Mixed Reality (or for short, MR) has transformative potential, especially for modern work and collaboration. We use the term MR to encompass a variety of immersive technologies, differing in terms of device form factor and the user experience they create – ranging from devices that minimally augment reality (AR) to ones that fully immerse the user(s) into a virtual reality (VR). This continuum of MR experiences has a variety of applications, where AR is good for some things and VR for others, and we will cover multiple examples along this continuum.
Mixed Reality for the Future of Work
In the future of work, MR may very well play a crucial role in our productivity and creativity, and collaborative work with colleagues distributed across the world. We can imagine that MR will be available to us as an immersive alternative to our existing devices (desktops, laptops, phones, and smartwatches).

However, the ways in which this technology becomes available more broadly is still unclear. What device form factor will be sufficiently comfortable, capable, and socially acceptable at work? Which hardware and software technologies will be needed to make the breakthrough to adoption? How should users interact with MR content? What is the “killer app” for work?
These are some of the questions we will grabble with in this course, with the MR technologies available today. Today, MR is available as a range of devices that sit at different points on a continuum of user experiences, which we call the Reality-Virtuality continuum (or simply, the MR continuum).
The Mixed Reality Continuum
The continuum was introduced by Milgram & colleagues (1994) to capture the large variety of user experiences that exist between reality and virtuality.
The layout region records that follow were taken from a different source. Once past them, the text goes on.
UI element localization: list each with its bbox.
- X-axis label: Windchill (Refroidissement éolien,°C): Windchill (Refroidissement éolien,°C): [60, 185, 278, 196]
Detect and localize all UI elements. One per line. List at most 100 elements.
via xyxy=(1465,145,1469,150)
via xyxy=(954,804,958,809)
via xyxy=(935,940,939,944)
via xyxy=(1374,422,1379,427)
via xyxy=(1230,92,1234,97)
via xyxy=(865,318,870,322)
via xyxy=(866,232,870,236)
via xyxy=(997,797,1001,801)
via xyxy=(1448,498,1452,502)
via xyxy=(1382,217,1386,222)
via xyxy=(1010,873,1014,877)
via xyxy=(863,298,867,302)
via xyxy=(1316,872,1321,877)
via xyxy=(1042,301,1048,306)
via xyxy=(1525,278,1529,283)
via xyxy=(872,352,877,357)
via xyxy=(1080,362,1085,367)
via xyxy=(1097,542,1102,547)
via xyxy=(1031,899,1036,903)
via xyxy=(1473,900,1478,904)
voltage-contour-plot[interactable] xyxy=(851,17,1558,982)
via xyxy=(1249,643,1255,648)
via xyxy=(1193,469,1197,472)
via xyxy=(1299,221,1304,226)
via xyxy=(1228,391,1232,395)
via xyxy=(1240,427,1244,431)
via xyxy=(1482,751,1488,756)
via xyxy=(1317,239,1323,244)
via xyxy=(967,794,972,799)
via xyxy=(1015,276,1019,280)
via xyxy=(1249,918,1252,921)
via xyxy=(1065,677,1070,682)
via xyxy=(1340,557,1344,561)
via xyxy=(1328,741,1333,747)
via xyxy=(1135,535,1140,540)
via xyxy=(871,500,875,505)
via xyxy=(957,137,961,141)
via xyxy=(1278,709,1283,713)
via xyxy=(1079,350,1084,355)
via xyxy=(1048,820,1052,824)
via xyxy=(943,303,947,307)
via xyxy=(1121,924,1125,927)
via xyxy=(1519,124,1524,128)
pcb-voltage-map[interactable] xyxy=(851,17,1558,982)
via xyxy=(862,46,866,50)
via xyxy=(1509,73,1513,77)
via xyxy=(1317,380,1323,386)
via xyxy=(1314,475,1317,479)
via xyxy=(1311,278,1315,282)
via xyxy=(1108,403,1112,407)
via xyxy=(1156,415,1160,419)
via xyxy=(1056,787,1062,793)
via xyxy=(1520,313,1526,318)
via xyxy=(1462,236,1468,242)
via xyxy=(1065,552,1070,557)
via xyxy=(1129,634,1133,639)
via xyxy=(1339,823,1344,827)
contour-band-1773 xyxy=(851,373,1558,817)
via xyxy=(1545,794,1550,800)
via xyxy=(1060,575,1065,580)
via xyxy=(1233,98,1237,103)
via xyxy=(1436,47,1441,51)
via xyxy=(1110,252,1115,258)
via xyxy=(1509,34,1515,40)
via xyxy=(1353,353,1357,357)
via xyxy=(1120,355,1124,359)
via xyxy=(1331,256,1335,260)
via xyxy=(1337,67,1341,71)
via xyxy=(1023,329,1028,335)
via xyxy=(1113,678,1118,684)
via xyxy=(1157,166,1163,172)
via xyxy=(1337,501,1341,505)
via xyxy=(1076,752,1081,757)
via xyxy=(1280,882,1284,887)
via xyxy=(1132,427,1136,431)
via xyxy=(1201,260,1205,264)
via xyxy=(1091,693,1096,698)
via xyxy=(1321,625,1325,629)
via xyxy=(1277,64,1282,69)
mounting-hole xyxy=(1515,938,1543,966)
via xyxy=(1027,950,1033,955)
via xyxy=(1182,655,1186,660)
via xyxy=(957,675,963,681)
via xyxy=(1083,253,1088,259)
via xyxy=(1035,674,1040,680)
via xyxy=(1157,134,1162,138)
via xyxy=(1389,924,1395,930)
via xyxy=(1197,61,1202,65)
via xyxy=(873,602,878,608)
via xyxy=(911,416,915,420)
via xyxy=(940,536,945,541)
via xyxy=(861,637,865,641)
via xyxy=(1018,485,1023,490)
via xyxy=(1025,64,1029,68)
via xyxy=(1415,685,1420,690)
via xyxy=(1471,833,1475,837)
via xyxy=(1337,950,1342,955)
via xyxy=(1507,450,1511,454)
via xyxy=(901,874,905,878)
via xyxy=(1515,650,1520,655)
The range of technologies along the continuum have different pros and cons, which support different use cases.
In this introductory lecture, we will explore a variety of example applications – with focus on the breadth of user experiences (next lecture, we worry about the technical implementations).
At the “VR end” of the continuum, we have fully virtual worlds. This is the kind of experience that has had most real-world impact today, with immersive entertainment experiences (such as gaming … or even a VR time machine). But it also has work-oriented use cases which has led to recent business cases, such as for professional training, or practicing presentations and high-stakes social interaction). Here, the design goal is to fully immerse the user into the experience so as to forget about their physical reality and adopt the illusion of a new virtual reality – and this illusion can be quite strong! These kinds of experiences are becoming increasingly easy to develop in the AI era, with generative models for world building, such as World Labs, Meta Creator Assistant, and XRBlocks+Gemini (XRBlocks will later be introduced in a guest lecture by the inventor, Ruofei Du from Google).
At the “AR end” of the MR continuum, the goal is different. It is about situating virtual content in the physical world. This has potential to become the next everyday interface for computing, enabling real-world browsing and navigation, gaming, and learning. But professional applications are starting to find their footing; incl. uses for advanced manufacturing, remote assistance, and immersive conference calling.
Throughout the course, we will cover, in much more detail, some of the use cases for work – along with the underlying technology and interaction paradigms necessary for creating user experiences on the MR continuum.
MR/AR/AV/VR/XR – I’m confused…?
Before we start, let’s get the terminology straight.
Speicher & colleagues (2019) conducted a survey + expert interviews to answer the question: What is Mixed Reality? And the takeaway is that there is no universally agreed upon definition. However, in our course we adhere to the definition visualised in this short explainer video (by the last author of the paper):

- Milgram’s MR continuum extends from Reality (R) to Virtual Reality (VR).
- Virtual Reality (VR) is when you are inside a fully virtual world.
- Augmented Reality (AR) is about adding content on top of the real world.
- Augmented Virtuality (AV) is the inverse of AR, where elements of the real world are added into the virtual world.
- Mixed Reality (MR) involves the merging of real and virtual worlds somewhere along the continuum, which includes AR and AV.
- Extended Reality (XR) is a fancy umbrella term that is very easy to say – and it sounds kind of cool … “XR”. The X is a wildcard for any of the above experiences.